Bulletin of Canadian Petroleum Geology
Vol. 30 (1982), No. 4. (December), Pages 264-273

Carboniferous Redbeds of Alluvial Origin, Spanish Room Formation, Avalon Zone, Southeastern Newfoundland

Patrick J. Laracy, Richard N. Hiscott

ABSTRACT

Carboniferous sedimentary rocks are exposed at Spanish Room Point on the Burin Peninsula, southeastern Newfoundland, where 15.5 m of Tournaisian limestone, shale and minor sandstone, referred to as the Cashel Cove beds (new informal name) and of probable lacustrine origin, were tilted before deposition of the Spanish Room Formation.
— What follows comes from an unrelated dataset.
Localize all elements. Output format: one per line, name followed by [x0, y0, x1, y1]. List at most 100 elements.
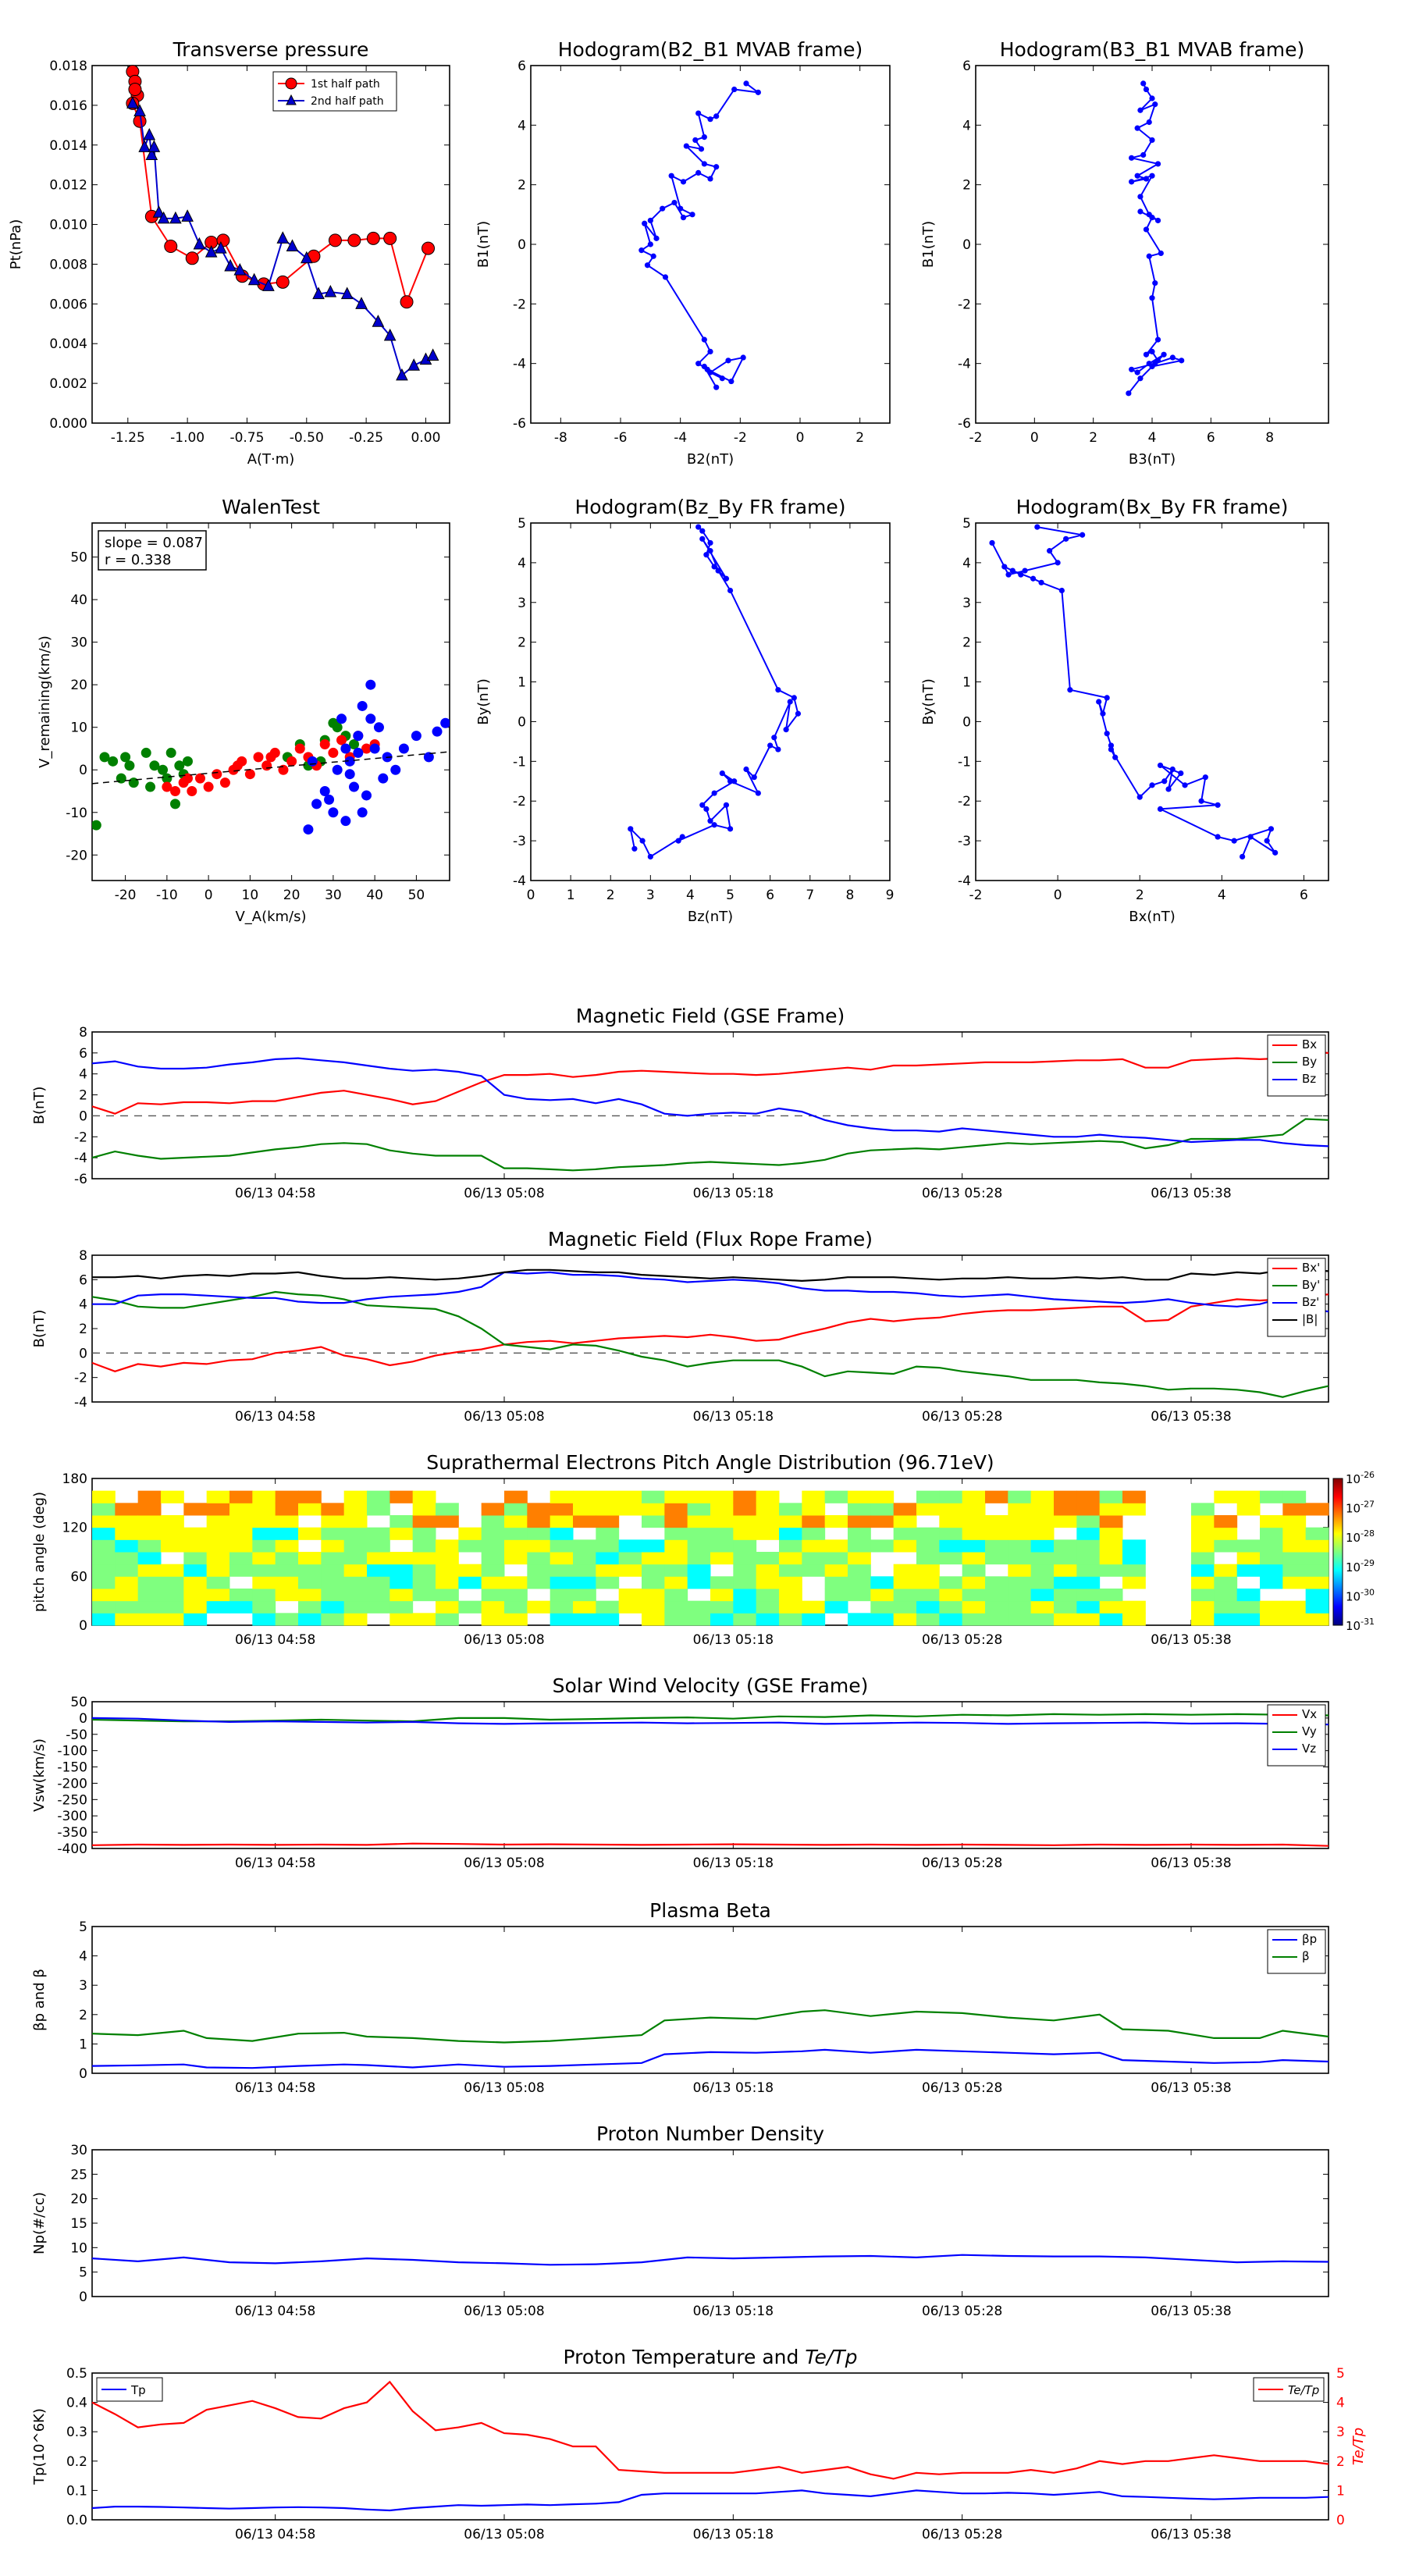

The latter is an internally conformable redbed sequence consisting of 120 m of alluvial-fan conglomerates, 170 m of floodplain siltstones, crevasse-splay sandstones and caliche horizons, and an 8-m-thick fining-upward point-bar deposit capped by an inferred chute-channel fill. The Spanish Room Formation contains no fossils, but is tentatively assigned a ?Visean - lower Namurian age based on paleoclimatic comparison with other Carboniferous strata in Atlantic Canada. The sequence at Spanish Room Point indicates 1) steep relief and 2) local Early Carboniferous deformation, both consistent with deposition in the strike-slip regime that has been proposed to explain the evolution of Late Paleozoic basins in Atlantic Canada.